The risk of regretting the sterilization at a later point in time must be addressed
during the discussion. It is advisable to have a cooling-off period with time for
reflection after counselling.
Professional psychological support should be offered if ambivalence is suspected or
if the wish for sterilization is due to traumatic experiences which explain the lack
of a desire to have children.
Consensus-based recommendation 6.E71
Expert consensus
Level of consensus ++
Prior to male sterilization the man must be informed that even when vasectomy has
been carried out correctly, there is still a minimal residual risk (ca. 1 : 2000)
of a later unplanned pregnancy and that therefore follow-up examinations to check
whether the operation was successful are advised.
Consensus-based statement 6.S52
Expert consensus
Level of consensus ++
The technical and organizational conditions for an appropriate laboratory which is
able to provide post-vasectomy check-ups with semen analysis (spermiogram) are given
in the current edition of the WHO Laboratory Manual for the Examination and Processing
of Human Semen.
Consensus-based recommendation 6.E72
Expert consensus
Level of consensus +++
The patient must be informed about the fact that directly after vasectomy, protection
against unplanned pregnancy is not yet reliable and that another form of contraception
must be used until the success of the operation has been properly established by the
surgeon or delegated physician.
Consensus-based recommendation 6.E73
Expert consensus
Level of consensus ++
The patient may be informed that regular postoperative ejaculation will probably reduce
the time until the desired azoospermia is achieved.
Consensus-based recommendation 6.E74
Expert consensus
Level of consensus ++
The first required control spermiogram may be carried out from 8 weeks after the vasectomy.
Consensus-based recommendation 6.E75
Expert consensus
Level of consensus ++
A spermiogram which shows azoospermia or very few immotile sperm (< 100000 immotile
sperm/ml) is sufficient for the vasectomy to be considered a success if the spermiogram
is done by a qualified certified laboratory using fresh, previously centrifuged ejaculated
sperm. Men with large numbers of immotile sperm (> 100000/ml), a number of motile
sperm in the first spermiogram, no opportunity to obtain ejaculated sperm close to
the time of sperm analysis or where there are indications that the quality of the
spermiogram analysis was deficient should subsequently have a second sperm analysis
to confirm the success of the vasectomy.
Consensus-based statement 6.S53
Expert consensus
Level of consensus +++
No hormonal changes have been observed following male sterilization.
Consensus-based statement 6.S54
Expert consensus
Level of consensus ++
Around 6 percent of all men later go on to doubt their vasectomy. Risk factors for
this are poor communication with their partner, conflicts or dominance by the partner
when making the decision, and younger age of the man.

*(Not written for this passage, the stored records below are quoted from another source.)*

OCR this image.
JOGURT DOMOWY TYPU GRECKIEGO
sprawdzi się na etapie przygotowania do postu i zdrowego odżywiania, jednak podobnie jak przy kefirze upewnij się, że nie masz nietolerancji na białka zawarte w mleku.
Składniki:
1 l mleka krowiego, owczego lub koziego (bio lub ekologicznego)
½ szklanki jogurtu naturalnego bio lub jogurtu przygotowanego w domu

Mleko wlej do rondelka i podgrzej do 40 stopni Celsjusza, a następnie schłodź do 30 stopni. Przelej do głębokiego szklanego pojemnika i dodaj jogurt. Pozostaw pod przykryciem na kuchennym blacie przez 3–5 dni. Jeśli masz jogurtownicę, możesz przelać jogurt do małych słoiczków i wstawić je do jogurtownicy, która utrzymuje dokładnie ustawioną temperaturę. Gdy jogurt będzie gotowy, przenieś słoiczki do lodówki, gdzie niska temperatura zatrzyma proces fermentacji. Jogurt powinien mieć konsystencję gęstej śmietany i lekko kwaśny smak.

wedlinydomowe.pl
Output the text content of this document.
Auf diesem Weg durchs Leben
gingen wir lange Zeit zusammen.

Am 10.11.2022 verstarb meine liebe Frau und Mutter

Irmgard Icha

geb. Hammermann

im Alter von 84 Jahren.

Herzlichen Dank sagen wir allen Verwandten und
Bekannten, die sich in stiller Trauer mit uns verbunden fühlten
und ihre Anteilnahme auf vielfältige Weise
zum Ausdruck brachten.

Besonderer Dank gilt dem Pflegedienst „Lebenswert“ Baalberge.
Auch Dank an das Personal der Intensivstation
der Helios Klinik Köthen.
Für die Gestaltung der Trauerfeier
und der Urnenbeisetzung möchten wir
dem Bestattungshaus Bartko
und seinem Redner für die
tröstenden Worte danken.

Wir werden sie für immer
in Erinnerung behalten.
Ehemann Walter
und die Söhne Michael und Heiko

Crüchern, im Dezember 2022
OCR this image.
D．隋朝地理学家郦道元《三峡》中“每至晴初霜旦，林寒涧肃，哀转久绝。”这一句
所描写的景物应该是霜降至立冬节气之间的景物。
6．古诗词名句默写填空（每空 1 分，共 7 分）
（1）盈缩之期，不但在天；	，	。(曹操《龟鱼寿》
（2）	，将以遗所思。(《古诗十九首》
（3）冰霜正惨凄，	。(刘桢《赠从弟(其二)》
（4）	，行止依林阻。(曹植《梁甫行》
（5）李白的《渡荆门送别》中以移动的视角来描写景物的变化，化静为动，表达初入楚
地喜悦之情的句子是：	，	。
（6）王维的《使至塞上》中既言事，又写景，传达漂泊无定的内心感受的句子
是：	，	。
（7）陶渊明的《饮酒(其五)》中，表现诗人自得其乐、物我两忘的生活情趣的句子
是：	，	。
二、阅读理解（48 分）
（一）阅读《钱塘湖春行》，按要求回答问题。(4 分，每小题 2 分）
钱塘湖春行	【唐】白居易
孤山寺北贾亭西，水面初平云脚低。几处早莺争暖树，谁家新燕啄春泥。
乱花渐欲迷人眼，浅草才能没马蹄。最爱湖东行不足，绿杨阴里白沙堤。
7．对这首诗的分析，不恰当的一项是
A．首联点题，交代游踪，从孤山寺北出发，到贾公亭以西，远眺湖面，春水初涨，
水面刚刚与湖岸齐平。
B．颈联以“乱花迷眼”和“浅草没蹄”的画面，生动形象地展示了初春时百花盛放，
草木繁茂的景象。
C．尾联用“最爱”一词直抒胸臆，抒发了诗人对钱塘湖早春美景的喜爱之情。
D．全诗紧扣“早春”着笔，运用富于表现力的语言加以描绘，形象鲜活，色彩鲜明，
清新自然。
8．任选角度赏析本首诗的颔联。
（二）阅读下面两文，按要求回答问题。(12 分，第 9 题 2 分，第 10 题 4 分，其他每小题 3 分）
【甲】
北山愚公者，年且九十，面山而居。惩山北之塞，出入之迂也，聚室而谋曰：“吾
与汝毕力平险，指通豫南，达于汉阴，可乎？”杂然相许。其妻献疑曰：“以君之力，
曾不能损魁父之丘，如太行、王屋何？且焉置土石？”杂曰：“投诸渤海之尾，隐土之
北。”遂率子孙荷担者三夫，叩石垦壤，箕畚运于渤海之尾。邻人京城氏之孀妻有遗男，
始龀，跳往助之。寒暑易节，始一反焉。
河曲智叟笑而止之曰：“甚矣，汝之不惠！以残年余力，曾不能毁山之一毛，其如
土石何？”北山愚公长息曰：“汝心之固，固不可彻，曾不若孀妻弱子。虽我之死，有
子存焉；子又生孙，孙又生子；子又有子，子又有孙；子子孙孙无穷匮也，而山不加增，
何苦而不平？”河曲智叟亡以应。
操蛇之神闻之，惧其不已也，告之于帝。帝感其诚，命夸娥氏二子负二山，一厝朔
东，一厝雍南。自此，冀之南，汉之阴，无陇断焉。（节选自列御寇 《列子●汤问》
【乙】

Consensus-based statement 6.S55
Expert consensus
Level of consensus ++
If a person wishes to have children after vasectomy, surgical restoration of fertility
to recover procreative capacity or enable TESE-ICSI is possible.
In Germany, Austria, and Switzerland, however, this involves financial costs for the
patient as well as medical risks associated with repeat surgery and/or reproductive
medicine procedures which are associated with risks for the partner.
Consensus-based recommendation 6.E76
Expert consensus
Level of consensus ++
* Switzerland
A decision to sterilize a person who is incapable of consent/lacks the ability to
make a sound judgment* must only be taken after interdisciplinary consultation.